RE: Ganymede and Callisto: Could There Be Life On These Moons of Jupiter?
We have two centuries worth of archaeological work waiting for us on Mars and Ganymede. Mars was home to an advanced civilization in prehistoric times and remains minimally inhabited today:
www.bearfabrique.org/Misc/electrogravitics.pdf
www.bearfabrique.org/Misc/marsImages.pdf
www.bearfabrique.org/Misc/Mars_Indigenous.pdf
There is solid reason to believe that Ganymede, several tens of thousands of years ago and under hugely different circumstances, was the original home of modern humans within our system:
Human origins, the real version:
On Facebook:
https://www.facebook.com/groups/514483018695199/
On Youtube:
https://www.youtube.com/channel/UCBZ1RMqjKk8pp_TB_jfeBHQ
15-minute intro to the basic idea of the Ganymede hypothesis:
The creatures and indigenous people which remain on Mars appear to be living mainly underground, coming out to the surface for a half hour or so of sunlight and vitamin D around noon time. Simplest google search is for "squirrel on Mars" which has now gone viral:
Basic History of the American Manned Space Program
It started under Ike in the 1950s and by the late 50s, was pretty much all you ever heard about, at least if you were a school kid in those days…

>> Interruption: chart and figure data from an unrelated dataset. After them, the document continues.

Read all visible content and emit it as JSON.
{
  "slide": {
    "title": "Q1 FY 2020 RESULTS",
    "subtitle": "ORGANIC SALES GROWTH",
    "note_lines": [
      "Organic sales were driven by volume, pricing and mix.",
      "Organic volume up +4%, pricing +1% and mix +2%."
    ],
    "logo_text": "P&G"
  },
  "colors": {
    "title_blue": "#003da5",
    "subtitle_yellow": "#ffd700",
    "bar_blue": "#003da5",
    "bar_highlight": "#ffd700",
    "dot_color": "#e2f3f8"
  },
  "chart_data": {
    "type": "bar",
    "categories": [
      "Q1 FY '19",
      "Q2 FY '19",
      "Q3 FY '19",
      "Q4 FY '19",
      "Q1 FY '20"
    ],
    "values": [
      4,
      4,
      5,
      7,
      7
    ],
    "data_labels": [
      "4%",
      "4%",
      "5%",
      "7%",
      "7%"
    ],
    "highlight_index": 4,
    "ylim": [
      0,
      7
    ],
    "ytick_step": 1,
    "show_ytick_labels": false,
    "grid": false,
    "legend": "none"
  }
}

“GOTTA GET TO THE MOON! GOTTA GET TO THE MOON! GOTTA GET TO THE MOON! GOTTA GET TO THE MOON! GOTTA GET TO THE MOON…”
And that went on throughout the 1960s until finally (you can only talk about something for so long and, sooner or later, you gotta Do it), in July 1969, with Apollo 11, they actually landed humans on the moon and thereafter managed to bring them back to earth safely. From what we read, there were six more Apollo missions, ending in 1972 when, seemingly, the program was just getting started. Certainly that would be true for any sort of a GOVERNMENT program…
At that point, one of two things happened, and it is up to the reader to determine which version of the thing he cares to believe:
One of those two stories is a fairytale. And the first version of the story (item 1), requires the viewer to jettison everything he knows about human behavior and about the behavior of government agencies and government projects, in order to believe.